ATMORE, Ala. — A man convicted of beating a woman to death nearly 37 years ago is scheduled to be executed Tuesday in Alabama in what will be the nation's sixth execution with nitrogen gas.
Gregory Hunt is scheduled to be put to death Tuesday night at a south Alabama prison. Hunt was convicted of killing Karen Lane, a woman he had been dating for about a month, according to court records.
The Alabama execution is one of four that had been scheduled this week in the United States. Executions are also scheduled in Florida and South Carolina. On Monday a judge in Oklahoma issued a temporary stay for an execution in that state, but the state attorney general is seeking to get it lifted.

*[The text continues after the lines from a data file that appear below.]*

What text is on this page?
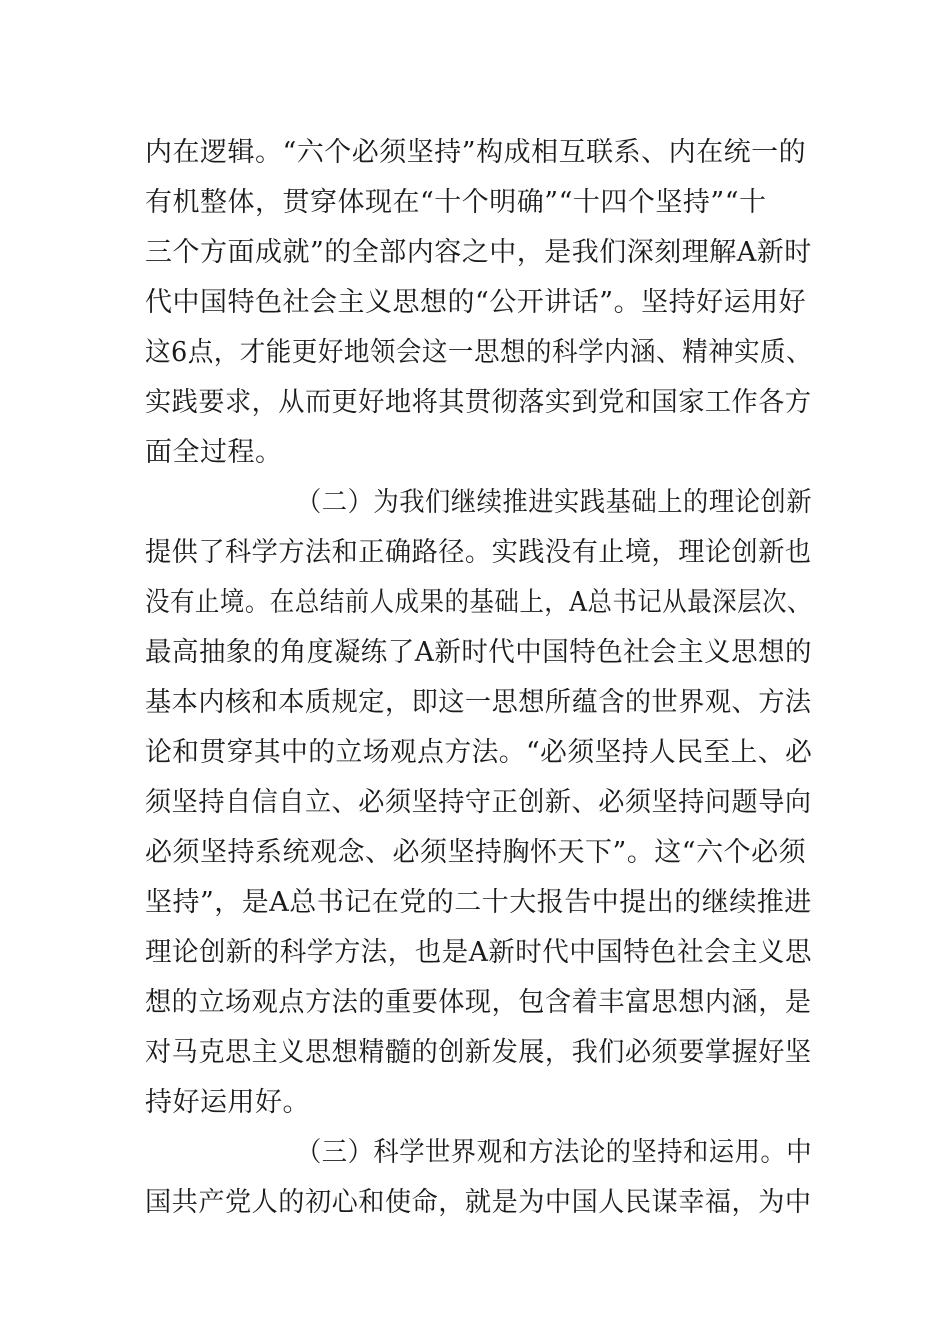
内在逻辑。“六个必须坚持”构成相互联系、内在统一的
有机整体，贯穿体现在“十个明确”“十四个坚持”“十
三个方面成就”的全部内容之中，是我们深刻理解A新时
代中国特色社会主义思想的“公开讲话”。坚持好运用好
这6点，才能更好地领会这一思想的科学内涵、精神实质、
实践要求，从而更好地将其贯彻落实到党和国家工作各方
面全过程。
（二）为我们继续推进实践基础上的理论创新
提供了科学方法和正确路径。实践没有止境，理论创新也
没有止境。在总结前人成果的基础上，A总书记从最深层次、
最高抽象的角度凝练了A新时代中国特色社会主义思想的
基本内核和本质规定，即这一思想所蕴含的世界观、方法
论和贯穿其中的立场观点方法。“必须坚持人民至上、必
须坚持自信自立、必须坚持守正创新、必须坚持问题导向
必须坚持系统观念、必须坚持胸怀天下”。这“六个必须
坚持”，是A总书记在党的二十大报告中提出的继续推进
理论创新的科学方法，也是A新时代中国特色社会主义思
想的立场观点方法的重要体现，包含着丰富思想内涵，是
对马克思主义思想精髓的创新发展，我们必须要掌握好坚
持好运用好。
（三）科学世界观和方法论的坚持和运用。中
国共产党人的初心和使命，就是为中国人民谋幸福，为中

Lane was 32 when she was murdered Aug. 2, 1988, in the Cordova apartment she shared with a woman who was Hunt's cousin.
Prosecutors said Hunt broke into her apartment and killed her after sexually abusing her. A physician who performed an autopsy testified that she died from blunt force trauma and that Lane had sustained some 60 injuries, including 20 to the head.

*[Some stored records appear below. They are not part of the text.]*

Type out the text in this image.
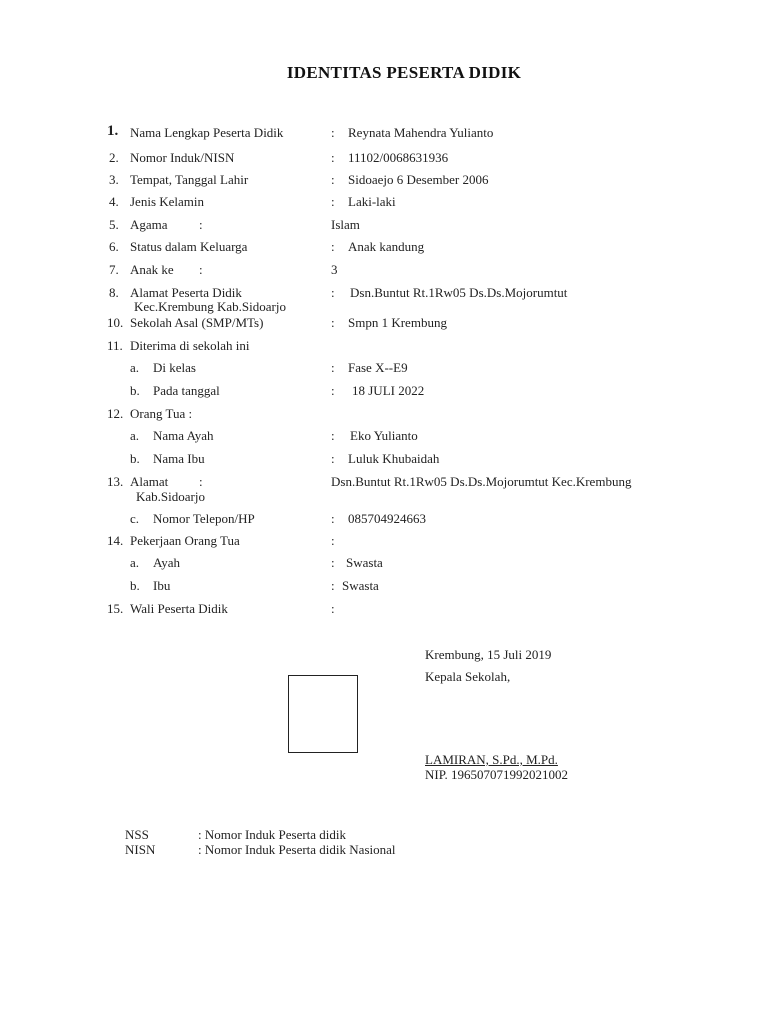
IDENTITAS PESERTA DIDIK
1. Nama Lengkap Peserta Didik	: Reynata Mahendra Yulianto
2. Nomor Induk/NISN	: 11102/0068631936
3. Tempat, Tanggal Lahir	: Sidoaejo 6 Desember 2006
4. Jenis Kelamin	: Laki-laki
5. Agama :	Islam
6. Status dalam Keluarga	: Anak kandung
7. Anak ke :	3
8. Alamat Peserta Didik	: Dsn.Buntut Rt.1Rw05 Ds.Ds.Mojorumtut
Kec.Krembung Kab.Sidoarjo
10. Sekolah Asal (SMP/MTs)	: Smpn 1 Krembung
11. Diterima di sekolah ini
a. Di kelas	: Fase X--E9
b. Pada tanggal	: 18 JULI 2022
12. Orang Tua :
a. Nama Ayah	: Eko Yulianto
b. Nama Ibu	: Luluk Khubaidah
13. Alamat :	Dsn.Buntut Rt.1Rw05 Ds.Ds.Mojorumtut Kec.Krembung
Kab.Sidoarjo
c. Nomor Telepon/HP	: 085704924663
14. Pekerjaan Orang Tua	:
a. Ayah	: Swasta
b. Ibu	: Swasta
15. Wali Peserta Didik	:
Krembung, 15 Juli 2019
Kepala Sekolah,
LAMIRAN, S.Pd., M.Pd.
NIP. 196507071992021002
NSS	: Nomor Induk Peserta didik
NISN	: Nomor Induk Peserta didik Nasional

A jury on June 19, 1990, found Hunt guilty of capital murder during sexual abuse and burglary. Jurors recommended by a vote of 11-1 that he receive a death sentence, which a judge imposed.
The U.S. Supreme Court denied Hunt's request for a stay Tuesday afternoon, clearing the way for the execution to go forward.
Hunt's stay final request for a stay, which he filed himself, focused on claims that prosecutors made false statements to jurors about evidence of sexual abuse, which is what what elevated the crime to a death penalty offense.